With “Dawn” Enterprise returns to what it has done best so far: well told and suspenseful episodes grounded in classical science fiction plots like “Dead Stop,” “Shuttlepod One” and “Singularity,” rather than the sleazy antics of “Fusion,” “A Night in Sickbay” or “Precious Cargo.” “Dawn”‘s proximity to “Cargo,” an episode that also involved Trip and an alien crashing on a planet and waiting for rescue, is unfortunate in that it might color some people’s judgement of the newest episode unfairly. But the similarities and disparities between the two episodes do an excellent job of demonstrating what works on Enterprise and what doesn’t.
Ever since the day ST:TNG aired its pilot, one of the standard criticisms of a Star Trek episode and series has been its lack of originality. There are a distinct shortage of new ideas out there, even in sc-fi, which is thought to be the literature of the future. While science fiction is concerned with new concepts of technology, it still relies on many of the same plots that were old when Rome was young. Some science fiction shows have responded to this problem with bouts of extreme stylization and introverted storylines, but Star Trek has always been at its best when it commits itself to the core story and tells it with integrity and truth. “Precious Cargo” is what happens when your story rings false, “Dawn” is what happens when it rings true.
John Shiban, who previously wrote “Minefield,” delivers a seemingly simple script that avoids the kind of false notes that would have had Trip easily befriending the alien or ending the episode on a purely positive note as many Voyager episodes did. Instead, Trip’s demonstration of goodwill by tossing away his weapon and untying the alien and his speech on the importance of their cooperation just results in a vicious and brutal fight. Nor is there any quick-fix language solution. Trip doesn’t jury rig a universal translator or learn the alien’s language after a few phrases as Hoshi seems to every week. Rather, they get by on situational context with the words themselves being ambiguous so that even at the end with the universal translator back on line, Trip fails to realize what the alien wants.

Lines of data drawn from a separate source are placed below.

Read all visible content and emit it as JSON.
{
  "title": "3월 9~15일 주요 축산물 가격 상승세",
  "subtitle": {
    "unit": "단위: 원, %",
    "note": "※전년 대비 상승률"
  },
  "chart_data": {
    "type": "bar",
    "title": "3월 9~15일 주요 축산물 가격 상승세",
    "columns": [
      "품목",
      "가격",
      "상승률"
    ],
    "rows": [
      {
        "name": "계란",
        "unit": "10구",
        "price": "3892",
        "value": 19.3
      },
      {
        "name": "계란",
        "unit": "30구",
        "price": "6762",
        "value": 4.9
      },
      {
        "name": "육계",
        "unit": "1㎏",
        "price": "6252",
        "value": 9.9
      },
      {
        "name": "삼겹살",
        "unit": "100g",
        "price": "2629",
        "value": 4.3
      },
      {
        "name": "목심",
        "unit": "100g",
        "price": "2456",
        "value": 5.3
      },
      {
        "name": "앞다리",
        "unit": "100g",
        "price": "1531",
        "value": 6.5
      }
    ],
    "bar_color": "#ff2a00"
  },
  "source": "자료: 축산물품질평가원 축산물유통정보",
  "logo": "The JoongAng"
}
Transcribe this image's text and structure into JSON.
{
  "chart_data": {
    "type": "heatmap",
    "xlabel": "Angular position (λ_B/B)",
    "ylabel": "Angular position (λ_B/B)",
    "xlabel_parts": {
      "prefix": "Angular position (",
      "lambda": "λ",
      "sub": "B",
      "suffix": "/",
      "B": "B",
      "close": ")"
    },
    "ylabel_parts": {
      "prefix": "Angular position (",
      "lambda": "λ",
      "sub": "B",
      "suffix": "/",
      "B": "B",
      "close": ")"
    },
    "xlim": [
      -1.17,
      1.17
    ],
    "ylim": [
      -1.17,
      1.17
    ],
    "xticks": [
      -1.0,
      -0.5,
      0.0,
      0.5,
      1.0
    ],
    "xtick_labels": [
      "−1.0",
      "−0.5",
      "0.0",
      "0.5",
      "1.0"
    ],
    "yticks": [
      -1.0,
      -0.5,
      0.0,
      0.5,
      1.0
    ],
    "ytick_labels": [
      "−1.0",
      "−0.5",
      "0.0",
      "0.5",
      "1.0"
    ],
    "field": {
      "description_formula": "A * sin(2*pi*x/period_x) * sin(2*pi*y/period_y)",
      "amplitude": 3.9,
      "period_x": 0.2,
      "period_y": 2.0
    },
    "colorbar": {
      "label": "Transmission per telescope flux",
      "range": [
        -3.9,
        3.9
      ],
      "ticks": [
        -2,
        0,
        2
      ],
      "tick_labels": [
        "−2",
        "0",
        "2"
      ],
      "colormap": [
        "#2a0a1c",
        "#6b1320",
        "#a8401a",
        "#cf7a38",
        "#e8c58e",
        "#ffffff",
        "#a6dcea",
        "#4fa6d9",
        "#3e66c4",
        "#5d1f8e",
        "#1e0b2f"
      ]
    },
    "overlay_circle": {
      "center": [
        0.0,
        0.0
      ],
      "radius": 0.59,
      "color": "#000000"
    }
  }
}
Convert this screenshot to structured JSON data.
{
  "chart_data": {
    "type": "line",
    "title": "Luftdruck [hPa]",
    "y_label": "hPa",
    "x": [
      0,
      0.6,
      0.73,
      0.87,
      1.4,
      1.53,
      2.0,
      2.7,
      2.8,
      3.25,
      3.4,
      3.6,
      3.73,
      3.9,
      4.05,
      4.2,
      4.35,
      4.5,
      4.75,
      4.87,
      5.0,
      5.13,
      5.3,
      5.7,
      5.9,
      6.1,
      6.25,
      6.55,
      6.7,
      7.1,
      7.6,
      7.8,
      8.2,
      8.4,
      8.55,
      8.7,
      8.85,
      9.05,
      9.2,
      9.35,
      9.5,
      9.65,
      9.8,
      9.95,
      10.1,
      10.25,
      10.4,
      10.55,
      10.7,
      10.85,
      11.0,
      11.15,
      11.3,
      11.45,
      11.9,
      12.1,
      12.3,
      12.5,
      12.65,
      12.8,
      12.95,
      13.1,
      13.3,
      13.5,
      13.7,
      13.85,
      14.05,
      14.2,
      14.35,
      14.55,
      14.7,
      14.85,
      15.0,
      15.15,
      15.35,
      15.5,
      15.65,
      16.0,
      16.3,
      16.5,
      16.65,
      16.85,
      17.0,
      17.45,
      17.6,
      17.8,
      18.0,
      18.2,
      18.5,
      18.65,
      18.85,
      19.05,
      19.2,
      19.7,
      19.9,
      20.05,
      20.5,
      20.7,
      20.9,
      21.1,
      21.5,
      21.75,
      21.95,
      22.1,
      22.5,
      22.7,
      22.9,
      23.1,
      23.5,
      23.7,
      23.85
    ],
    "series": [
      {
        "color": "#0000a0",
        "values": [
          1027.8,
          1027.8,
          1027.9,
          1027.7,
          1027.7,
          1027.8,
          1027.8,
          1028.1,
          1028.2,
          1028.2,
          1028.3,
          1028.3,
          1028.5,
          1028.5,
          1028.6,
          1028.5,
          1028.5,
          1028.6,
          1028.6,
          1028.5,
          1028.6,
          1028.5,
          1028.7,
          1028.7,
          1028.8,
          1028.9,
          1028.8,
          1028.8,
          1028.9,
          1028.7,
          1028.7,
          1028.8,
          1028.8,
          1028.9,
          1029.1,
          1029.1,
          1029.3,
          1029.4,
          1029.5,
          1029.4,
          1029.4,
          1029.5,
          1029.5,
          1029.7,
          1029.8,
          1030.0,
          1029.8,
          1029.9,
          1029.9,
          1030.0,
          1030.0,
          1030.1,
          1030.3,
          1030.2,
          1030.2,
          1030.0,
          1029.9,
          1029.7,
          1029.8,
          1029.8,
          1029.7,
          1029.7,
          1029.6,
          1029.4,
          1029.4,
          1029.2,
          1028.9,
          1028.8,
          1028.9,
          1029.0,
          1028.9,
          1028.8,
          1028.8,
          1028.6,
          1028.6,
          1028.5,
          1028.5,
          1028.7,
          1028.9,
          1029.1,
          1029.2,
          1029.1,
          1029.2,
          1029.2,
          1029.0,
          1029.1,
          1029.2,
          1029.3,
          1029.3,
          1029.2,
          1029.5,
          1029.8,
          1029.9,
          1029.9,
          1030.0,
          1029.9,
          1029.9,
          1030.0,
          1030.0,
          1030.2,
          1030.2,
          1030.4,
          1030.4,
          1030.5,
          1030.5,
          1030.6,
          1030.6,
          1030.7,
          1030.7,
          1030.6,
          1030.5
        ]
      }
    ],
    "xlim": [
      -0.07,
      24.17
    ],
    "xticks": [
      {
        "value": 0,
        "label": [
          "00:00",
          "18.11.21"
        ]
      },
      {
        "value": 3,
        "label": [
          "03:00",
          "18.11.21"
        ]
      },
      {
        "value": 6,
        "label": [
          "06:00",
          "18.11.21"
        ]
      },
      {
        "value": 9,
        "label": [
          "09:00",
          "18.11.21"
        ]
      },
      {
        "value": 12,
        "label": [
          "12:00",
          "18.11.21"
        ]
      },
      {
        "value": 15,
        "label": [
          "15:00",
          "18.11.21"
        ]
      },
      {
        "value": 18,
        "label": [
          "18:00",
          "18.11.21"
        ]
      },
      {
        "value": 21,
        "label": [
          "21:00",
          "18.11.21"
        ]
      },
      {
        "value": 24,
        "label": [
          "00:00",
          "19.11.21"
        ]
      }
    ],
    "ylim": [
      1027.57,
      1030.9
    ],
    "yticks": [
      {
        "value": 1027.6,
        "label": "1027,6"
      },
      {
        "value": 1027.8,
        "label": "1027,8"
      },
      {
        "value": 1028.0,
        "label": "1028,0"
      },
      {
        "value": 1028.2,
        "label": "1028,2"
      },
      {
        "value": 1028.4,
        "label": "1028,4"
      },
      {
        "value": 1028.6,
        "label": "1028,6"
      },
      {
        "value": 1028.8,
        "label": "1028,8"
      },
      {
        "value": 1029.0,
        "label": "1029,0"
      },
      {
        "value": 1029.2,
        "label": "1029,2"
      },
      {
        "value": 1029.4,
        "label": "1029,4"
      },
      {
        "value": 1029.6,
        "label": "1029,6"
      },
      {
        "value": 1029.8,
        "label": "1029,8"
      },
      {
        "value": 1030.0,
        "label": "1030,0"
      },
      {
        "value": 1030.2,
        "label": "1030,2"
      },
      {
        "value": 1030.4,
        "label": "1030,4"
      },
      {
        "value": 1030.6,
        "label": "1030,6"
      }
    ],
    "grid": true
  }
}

Thus “Dawn” is a more realistic look at first contact in an Enemy Mine style reminiscent of TOS and TNG episodes like “Arena,” “The Enemy” and “Darmok.” Roxann Dawson has quickly proven herself as Enterprise’s go-to Director and avoids the bells and whistles in favor of a clean rendering of the story. For once even Scott Bakula hits all the right notes in his performance, frustrated and tense during the search but quietly threatening during his encounters with the alien Captain. Although the alien Captain has few lines and little screen time, Enterprise follows through on the slightly more complex rendering of the alien antagonist commander in “Catwalk” by having the alien Captain be both threatening and diplomatic as Archer himself is; rather than just an Alien of the Week uttering standard canned threats, but is the alien equivalent of Archer, who is thinking in ways that we can relate to resulting in a three-dimensional rather than two-dimensional character for an even minor appearance.
Enterprise’s makeup also improves from the rather bland ‘humans with slightly facial ridges’ we see every week or the shoddy Suliban makeup to the Jem’Hadar-looking alien makeup of “Dawn.” While it is derivative of the DS9 villains, it still seems more natural and alien than a lot of what we’ve seen on Enterprise thus far. Having the aliens come equipped with some sort of poison-spitting sac is also a nice touch that doesn’t cost much but emphasizes the alien nature of the character.
Other nice minor touches include revelations of more Vulcan diplomatic failures strewn about the quadrant. Phlox spending some time on the bridge, which aside from the EMH we’ve seen doctors do far more on other Star Trek series rather than keeping Phlox constantly locked up in his sickbay or confined to the mess hall. Trip’s dazed recitation of his experiences in prior episodes and his concluding note that the alien undoubtedly had similar experiences. It’s a little thing but it adds depth to a moment and a place we wouldn’t naturally expect it since in the Star Trek universe the aliens of the week all too often seem to have no independent existence prior to this episode and aren’t likely to have one after it. Dawn’s scripts gets us to think about what the alien pilot might have been doing before Trip encountered him and the Alien Captain’s dialogue with Archer causes us to wonder what his situation might be afterwards. And those are the little touches that develop a story and hit the right notes.